Marine litter is a matter of national and global concern, says Minister Barbara Creecy
8 June 2021
Marine litter, including plastic litter, has become a matter of increasing global and national concern as a source of marine pollution. The Department of Forestry, Fisheries and the Environment has therefore prioritised efforts to deal with the challenge of marine litter.
There is sufficient evidence that a large percentage of pollution in the ocean originates from sources on land. In response to this growing concern, the department has developed a “Source-to-Sea” initiative focusing on managing litter sources, mainly from upstream catchments where the litter gets transported to the ocean and coastal areas by rivers and tributaries that discharge into the ocean.
“The Source-to-Sea programme involves multiple government departments, at national, provincial and local level, as well as the private sector and other stakeholders, working in priority catchment areas, and providing job opportunities through the Working for the Coast program,” said the Minister of Forestry, Fisheries and the Environment, Barbara Creecy, on the occasion of observing World Oceans Day, on 8th June.

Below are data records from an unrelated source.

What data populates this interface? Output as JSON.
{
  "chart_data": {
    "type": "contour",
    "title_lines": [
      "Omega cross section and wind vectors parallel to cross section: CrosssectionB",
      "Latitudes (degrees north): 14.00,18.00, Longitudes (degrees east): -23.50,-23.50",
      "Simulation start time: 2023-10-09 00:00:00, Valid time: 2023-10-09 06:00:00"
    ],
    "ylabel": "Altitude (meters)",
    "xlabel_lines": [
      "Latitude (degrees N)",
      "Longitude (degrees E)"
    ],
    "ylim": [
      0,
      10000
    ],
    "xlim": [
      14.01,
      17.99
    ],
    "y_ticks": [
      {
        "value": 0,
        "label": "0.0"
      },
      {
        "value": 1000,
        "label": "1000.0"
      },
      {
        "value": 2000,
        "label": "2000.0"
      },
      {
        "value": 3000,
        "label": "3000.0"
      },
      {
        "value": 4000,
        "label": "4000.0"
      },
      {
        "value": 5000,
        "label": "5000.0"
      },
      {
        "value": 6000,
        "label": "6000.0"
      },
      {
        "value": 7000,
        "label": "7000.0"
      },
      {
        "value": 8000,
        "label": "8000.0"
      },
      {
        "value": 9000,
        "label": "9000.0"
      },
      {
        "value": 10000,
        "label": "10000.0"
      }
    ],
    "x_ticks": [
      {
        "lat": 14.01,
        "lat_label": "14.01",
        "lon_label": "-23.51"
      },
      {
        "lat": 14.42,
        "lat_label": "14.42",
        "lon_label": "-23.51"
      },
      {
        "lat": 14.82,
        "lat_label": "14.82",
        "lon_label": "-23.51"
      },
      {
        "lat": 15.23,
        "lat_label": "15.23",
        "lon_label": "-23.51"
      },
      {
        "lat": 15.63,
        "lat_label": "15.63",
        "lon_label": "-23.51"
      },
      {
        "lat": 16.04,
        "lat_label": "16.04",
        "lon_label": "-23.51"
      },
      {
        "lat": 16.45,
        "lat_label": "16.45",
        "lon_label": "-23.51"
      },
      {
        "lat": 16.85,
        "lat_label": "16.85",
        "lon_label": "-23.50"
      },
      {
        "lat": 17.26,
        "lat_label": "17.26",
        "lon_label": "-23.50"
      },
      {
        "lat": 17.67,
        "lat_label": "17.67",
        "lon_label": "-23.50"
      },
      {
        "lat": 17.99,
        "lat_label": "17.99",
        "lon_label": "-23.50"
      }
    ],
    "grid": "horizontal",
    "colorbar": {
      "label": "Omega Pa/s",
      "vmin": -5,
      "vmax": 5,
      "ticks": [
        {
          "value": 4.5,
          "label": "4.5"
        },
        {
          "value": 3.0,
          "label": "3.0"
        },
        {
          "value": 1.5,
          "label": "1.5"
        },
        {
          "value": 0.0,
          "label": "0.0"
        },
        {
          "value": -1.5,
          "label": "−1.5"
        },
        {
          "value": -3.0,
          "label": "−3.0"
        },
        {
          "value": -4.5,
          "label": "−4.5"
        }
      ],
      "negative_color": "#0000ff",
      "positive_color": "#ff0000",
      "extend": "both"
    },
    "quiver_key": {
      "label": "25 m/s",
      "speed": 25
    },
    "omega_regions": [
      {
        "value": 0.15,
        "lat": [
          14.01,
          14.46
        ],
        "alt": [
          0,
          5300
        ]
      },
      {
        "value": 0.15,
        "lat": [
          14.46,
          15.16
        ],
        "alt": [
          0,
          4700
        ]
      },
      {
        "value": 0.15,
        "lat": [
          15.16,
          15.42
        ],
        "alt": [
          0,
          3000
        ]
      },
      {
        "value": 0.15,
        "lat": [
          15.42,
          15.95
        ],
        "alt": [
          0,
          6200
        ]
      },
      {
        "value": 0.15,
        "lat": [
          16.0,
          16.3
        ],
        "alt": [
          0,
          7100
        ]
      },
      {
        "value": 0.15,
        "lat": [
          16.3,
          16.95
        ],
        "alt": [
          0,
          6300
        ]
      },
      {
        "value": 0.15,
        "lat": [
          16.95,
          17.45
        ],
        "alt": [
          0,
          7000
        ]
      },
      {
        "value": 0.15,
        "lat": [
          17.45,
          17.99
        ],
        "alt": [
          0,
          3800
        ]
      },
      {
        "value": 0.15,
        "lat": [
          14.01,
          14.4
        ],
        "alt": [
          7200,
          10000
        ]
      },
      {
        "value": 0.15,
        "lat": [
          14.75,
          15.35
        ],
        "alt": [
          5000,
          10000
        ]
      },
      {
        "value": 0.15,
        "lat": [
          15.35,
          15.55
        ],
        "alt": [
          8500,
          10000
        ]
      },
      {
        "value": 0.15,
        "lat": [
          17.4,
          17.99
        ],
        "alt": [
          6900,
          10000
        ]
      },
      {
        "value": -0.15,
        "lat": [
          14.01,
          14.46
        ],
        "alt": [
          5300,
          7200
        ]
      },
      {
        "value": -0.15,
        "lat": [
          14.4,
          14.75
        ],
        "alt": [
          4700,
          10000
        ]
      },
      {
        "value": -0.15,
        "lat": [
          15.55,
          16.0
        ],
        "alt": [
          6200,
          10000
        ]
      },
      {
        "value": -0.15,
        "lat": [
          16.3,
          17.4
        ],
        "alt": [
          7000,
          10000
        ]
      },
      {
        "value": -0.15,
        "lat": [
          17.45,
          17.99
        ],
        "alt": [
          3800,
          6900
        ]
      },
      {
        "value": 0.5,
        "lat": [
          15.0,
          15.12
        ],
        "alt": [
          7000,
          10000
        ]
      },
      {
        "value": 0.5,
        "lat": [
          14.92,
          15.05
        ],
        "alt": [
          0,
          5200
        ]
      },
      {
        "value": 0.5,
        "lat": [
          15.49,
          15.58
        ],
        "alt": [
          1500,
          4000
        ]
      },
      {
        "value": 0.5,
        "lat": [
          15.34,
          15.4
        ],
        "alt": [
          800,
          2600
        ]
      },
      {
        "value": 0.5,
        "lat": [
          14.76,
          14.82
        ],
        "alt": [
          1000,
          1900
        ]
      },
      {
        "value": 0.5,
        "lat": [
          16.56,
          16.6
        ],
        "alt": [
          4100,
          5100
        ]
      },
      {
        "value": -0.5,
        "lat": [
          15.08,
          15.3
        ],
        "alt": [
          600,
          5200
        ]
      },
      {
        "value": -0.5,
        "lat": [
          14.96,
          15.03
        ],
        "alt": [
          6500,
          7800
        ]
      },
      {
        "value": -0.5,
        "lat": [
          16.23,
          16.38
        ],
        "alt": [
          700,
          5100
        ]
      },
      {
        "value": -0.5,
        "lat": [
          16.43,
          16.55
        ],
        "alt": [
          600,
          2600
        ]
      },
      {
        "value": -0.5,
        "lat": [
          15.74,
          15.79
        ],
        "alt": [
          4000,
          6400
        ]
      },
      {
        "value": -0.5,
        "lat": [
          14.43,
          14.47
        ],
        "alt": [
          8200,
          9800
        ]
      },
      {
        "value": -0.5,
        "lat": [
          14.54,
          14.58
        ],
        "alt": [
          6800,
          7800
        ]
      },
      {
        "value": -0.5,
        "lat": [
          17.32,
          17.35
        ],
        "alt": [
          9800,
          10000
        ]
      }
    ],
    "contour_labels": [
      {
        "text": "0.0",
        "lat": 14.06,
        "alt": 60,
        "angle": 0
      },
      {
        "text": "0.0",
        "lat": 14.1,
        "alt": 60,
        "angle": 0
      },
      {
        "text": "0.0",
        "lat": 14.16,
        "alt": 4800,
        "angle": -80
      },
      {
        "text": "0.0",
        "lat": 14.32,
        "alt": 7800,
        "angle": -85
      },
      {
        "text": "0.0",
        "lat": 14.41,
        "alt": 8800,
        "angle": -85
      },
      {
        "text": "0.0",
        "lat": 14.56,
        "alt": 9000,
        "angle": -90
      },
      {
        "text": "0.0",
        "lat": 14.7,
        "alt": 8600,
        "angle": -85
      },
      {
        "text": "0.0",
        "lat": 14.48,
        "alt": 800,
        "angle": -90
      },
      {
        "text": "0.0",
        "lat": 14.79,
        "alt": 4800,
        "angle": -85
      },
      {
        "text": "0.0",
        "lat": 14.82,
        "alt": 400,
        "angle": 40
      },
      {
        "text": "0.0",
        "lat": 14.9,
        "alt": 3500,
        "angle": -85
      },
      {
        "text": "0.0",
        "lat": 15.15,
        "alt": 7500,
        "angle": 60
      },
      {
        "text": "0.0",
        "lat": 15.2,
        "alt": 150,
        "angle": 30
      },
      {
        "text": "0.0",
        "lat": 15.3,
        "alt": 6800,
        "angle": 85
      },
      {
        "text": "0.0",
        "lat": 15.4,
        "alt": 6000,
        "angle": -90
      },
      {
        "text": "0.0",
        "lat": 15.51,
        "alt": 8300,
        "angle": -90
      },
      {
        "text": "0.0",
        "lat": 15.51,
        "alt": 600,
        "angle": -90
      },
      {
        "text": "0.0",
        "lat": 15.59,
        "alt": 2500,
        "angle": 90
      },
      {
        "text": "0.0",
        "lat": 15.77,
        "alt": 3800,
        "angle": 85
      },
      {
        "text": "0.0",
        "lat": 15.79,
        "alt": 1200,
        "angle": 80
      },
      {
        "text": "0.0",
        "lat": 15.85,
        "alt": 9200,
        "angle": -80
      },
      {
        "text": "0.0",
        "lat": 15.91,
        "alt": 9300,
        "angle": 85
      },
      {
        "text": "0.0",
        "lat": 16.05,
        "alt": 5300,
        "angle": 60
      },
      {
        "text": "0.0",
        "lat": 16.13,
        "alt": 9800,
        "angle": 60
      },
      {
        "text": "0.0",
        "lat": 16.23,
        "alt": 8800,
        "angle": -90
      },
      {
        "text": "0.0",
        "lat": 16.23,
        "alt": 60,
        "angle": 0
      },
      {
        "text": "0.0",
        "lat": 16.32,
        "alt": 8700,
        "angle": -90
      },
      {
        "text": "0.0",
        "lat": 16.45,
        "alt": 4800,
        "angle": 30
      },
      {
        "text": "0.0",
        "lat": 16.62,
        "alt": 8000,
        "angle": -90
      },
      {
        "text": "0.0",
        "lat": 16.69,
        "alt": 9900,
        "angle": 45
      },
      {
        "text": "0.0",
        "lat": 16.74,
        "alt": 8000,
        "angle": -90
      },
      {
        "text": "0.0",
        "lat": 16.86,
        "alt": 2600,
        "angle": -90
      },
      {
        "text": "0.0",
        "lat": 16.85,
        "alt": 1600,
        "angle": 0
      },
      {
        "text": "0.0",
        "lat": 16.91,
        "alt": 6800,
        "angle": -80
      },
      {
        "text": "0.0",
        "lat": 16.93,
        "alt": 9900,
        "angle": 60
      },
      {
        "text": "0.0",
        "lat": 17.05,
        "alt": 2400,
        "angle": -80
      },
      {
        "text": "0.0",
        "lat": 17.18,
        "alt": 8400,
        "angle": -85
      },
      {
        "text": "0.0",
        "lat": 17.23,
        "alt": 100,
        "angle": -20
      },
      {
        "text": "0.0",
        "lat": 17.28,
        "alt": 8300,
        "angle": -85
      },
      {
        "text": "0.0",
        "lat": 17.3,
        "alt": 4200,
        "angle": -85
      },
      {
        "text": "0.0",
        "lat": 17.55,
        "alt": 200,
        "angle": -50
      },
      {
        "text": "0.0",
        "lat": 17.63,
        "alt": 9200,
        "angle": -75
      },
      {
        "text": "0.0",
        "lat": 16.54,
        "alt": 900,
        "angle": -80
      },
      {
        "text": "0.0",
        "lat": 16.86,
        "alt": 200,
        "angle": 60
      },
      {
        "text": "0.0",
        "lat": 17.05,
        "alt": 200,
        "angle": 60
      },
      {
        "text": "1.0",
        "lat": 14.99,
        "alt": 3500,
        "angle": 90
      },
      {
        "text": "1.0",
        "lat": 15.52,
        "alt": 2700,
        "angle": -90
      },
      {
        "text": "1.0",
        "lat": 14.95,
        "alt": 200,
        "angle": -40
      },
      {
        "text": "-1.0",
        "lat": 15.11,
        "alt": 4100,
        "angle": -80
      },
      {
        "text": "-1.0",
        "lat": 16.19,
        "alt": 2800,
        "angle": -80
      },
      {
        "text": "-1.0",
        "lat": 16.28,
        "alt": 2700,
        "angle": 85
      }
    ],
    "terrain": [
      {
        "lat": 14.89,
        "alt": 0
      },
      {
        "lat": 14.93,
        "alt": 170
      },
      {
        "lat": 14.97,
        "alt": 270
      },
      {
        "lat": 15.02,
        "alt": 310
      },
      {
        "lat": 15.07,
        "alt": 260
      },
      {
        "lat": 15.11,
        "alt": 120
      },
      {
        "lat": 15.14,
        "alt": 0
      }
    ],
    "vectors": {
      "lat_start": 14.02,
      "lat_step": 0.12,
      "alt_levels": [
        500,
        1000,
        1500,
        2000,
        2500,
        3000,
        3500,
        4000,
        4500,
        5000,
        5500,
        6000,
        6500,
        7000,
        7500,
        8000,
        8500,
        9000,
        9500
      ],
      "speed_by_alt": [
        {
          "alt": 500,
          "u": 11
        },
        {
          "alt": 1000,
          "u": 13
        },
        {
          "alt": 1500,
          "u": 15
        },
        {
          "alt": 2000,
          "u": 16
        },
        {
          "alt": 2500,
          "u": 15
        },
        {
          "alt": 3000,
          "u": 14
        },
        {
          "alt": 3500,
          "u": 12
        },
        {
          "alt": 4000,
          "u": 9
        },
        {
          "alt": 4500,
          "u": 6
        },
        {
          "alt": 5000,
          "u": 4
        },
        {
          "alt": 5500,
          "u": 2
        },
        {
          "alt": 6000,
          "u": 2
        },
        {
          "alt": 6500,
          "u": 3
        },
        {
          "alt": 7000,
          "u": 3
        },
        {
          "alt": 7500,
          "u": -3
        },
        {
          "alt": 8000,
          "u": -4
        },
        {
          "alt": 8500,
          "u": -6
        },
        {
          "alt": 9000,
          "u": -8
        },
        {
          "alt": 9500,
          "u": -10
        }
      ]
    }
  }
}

The main objective of the pilot project is to reduce the prevalence of marine litter by up-scaling efforts to capture and recover litter in these river systems. The project also aimed to monitor and characterize the litter recovered and to conduct schools and community awareness initiatives.
This year’s World Oceans Day is observed under the theme: “Ocean: Life and Livelihood.” World Ocean Day was officially recognised by the United Nations General Assembly in 2008 and is observed, since 2009, by all member states, including South Africa.
Marine litter primarily comes from towns and cities located along rivers and waterways, which become pathways for litter into the marine environment.
Minister Creecy also added that as part of the Presidency’s Employment Stimulus Initiative the Department is expanding the Source -to- Sea Programme into 16 coastal districts with the target of creating approximately of 1 600 job opportunities. Planning is underway to commence this initiative in July 2021.
“As we grow our ocean economy, we also have to be cognisant of the impact of increasing human activity on the health of our oceans. It is essential that we manage our footprint and impact and put in place measures to protect our ocean and coastal ecosystems and biodiversity within the context of sustainable development. It is for this reason that South Africa’s Oceans Economy programme includes a specific priority and focus on marine protection and ocean governance,” said Minister Creecy.
Globally, plastic production has reached new highs, with over 320 million tons now being produced annually. It has been estimated that between 4 to 12 million tons of plastic are added to the oceans each year.
Our oceans are globally recognised as unique and a hotspot of marine biodiversity. The Atlantic, Southern and Indian Ocean’s fishing grounds are among the healthiest worldwide, and coastal tourism is, and has the potential to be a significant income earner for many African coastal nations.